1. Now gladdeth every living creáture, With bliss and comfortable gladnéss, The heaven's King is clad in our natúre, Us from the death with ransom to redress; The lamp of joy, that chases all darknéss, Ascended is to be the world's1 light, From every bale2 our boundés3 for to bliss, Born of the glorious Virgin Mary bright.
2. Above the radiant heaven ethereal, The Court of Stars, the course of sun and moon, The potent Prince of Joy Imperial, The high surmounting Emperor abone4, Is coming from His mighty Father's throne In5 earth, with an inestimable light, And praised6 of angels with a sweet intone; Born of the glorious Virgin Mary bright.
3. Who ever in earth heard so blythe a story, Or tidings of so great felicity? As how the garthé7 of all grace and glory, For love and mercy hath ta'en humanity; Maker of angels, man, earth, heaven, and sea, And t' overcome our foe, and put to flight, Is coming a babe, full of benignity, Born of the glorious Virgin Mary bright.

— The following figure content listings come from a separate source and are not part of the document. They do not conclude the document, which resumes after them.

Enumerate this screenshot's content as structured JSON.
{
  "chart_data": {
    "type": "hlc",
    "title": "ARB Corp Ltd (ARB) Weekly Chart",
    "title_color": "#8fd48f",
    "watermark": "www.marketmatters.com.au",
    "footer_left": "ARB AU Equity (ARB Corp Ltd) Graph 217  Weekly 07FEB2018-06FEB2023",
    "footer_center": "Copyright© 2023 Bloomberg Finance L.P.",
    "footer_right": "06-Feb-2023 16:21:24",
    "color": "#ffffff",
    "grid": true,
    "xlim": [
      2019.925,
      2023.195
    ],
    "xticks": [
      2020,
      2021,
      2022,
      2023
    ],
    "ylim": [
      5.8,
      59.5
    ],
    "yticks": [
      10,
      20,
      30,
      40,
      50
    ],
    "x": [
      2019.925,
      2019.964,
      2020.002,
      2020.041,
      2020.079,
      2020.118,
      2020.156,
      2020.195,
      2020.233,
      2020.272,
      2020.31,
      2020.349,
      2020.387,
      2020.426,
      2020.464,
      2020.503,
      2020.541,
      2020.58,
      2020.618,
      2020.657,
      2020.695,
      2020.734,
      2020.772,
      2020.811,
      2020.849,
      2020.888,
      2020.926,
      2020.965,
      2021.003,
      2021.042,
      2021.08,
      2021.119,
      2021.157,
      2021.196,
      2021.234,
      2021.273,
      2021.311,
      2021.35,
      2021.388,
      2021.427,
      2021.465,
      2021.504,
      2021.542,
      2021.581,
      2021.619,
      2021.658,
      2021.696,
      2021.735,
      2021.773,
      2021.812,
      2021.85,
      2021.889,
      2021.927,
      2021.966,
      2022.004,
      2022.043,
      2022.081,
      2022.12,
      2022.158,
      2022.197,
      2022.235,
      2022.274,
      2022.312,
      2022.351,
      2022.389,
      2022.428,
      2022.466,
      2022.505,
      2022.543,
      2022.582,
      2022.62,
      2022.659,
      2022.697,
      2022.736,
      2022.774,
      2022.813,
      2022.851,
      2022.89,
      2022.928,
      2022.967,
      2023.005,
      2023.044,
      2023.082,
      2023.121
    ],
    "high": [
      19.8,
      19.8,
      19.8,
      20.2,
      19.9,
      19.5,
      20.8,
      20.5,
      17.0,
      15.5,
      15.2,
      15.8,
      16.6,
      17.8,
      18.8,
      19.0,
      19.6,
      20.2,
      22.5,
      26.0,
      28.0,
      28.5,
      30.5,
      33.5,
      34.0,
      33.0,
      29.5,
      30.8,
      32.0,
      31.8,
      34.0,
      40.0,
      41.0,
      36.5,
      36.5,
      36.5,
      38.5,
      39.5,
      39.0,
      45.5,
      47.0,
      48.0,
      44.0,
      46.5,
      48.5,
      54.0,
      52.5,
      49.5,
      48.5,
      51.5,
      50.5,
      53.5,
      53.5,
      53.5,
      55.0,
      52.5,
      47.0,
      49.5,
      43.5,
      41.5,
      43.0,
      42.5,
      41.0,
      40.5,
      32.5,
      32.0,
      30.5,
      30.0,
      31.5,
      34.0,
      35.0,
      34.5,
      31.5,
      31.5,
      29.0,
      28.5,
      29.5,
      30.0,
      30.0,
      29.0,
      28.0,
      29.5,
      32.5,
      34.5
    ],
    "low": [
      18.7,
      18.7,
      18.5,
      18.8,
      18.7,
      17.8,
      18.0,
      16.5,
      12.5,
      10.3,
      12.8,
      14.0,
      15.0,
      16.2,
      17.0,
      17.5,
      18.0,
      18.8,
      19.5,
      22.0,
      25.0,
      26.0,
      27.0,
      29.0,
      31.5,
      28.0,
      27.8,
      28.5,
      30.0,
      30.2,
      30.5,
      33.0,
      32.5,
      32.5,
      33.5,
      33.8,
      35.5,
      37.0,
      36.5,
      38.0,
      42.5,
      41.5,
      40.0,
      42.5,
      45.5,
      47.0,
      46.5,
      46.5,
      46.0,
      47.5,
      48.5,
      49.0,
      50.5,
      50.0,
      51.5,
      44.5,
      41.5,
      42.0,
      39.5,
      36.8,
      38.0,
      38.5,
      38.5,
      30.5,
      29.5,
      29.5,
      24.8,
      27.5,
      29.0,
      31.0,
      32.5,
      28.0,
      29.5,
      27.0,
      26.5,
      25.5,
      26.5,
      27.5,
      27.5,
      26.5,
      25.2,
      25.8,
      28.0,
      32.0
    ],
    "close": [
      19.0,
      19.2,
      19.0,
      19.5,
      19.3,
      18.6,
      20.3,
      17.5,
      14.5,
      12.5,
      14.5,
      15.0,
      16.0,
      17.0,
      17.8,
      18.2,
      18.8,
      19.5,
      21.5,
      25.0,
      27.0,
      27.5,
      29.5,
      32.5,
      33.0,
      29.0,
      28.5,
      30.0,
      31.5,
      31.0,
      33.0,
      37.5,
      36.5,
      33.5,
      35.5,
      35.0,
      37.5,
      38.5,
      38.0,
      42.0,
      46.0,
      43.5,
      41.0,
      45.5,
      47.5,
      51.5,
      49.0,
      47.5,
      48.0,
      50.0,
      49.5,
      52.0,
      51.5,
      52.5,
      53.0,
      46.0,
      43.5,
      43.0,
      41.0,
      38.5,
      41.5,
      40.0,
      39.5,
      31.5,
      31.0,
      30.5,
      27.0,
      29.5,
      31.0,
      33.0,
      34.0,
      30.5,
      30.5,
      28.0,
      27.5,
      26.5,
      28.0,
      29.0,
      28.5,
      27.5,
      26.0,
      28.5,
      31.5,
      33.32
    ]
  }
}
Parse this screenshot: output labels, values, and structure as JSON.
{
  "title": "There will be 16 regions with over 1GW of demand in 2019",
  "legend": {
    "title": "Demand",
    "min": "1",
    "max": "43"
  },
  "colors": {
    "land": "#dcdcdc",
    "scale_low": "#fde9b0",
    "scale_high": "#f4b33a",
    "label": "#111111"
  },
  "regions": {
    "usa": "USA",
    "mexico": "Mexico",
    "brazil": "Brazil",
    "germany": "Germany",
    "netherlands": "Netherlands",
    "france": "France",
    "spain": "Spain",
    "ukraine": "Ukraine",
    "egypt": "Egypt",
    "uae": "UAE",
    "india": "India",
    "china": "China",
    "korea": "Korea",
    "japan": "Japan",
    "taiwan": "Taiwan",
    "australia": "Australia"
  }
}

4. The sovereign senior of all celsitude8, That sits above the order'd Cherabin, Which all things creat, and all things does include, That never end shall, never did begin, But9 Whom is naught, from Whom no time does rin10, With Whom all good is, with Whom is every wight, Is with His wounds come for to wash our sin; Born of the most chaste Virgin Mary bright.
Footnotes by Palgrave:
1. world's, a dissyllable Return
2. bale, sorrow Return
3. boundes, apparently boundaries of the earth Return
4. abone, above Return
5. in earth, to Return
6. after praised, is omitted Return
7 garthe, literally garden; that which contains Return
8. celsitude, height Return
9. but, without Return
10. rin, run Return
Editor's Note:
Also found in William Angus Knight (1836-1916), ed., Gathered Riches from the older Poets. A.D. 1340-1699. (London: Houlston and Wright, 1865), pp. 10-11, with an additional doxology at the end of the carol:
All welcome we the Prince of Paradise,
Born of the glorious Virgin Mary bright.
Also found in William Knight, ed., The Poets On Christmas (London: Society for Promoting Christian Knowledge, 1907), pp. 29-30, with the same doxology at the end of the carol.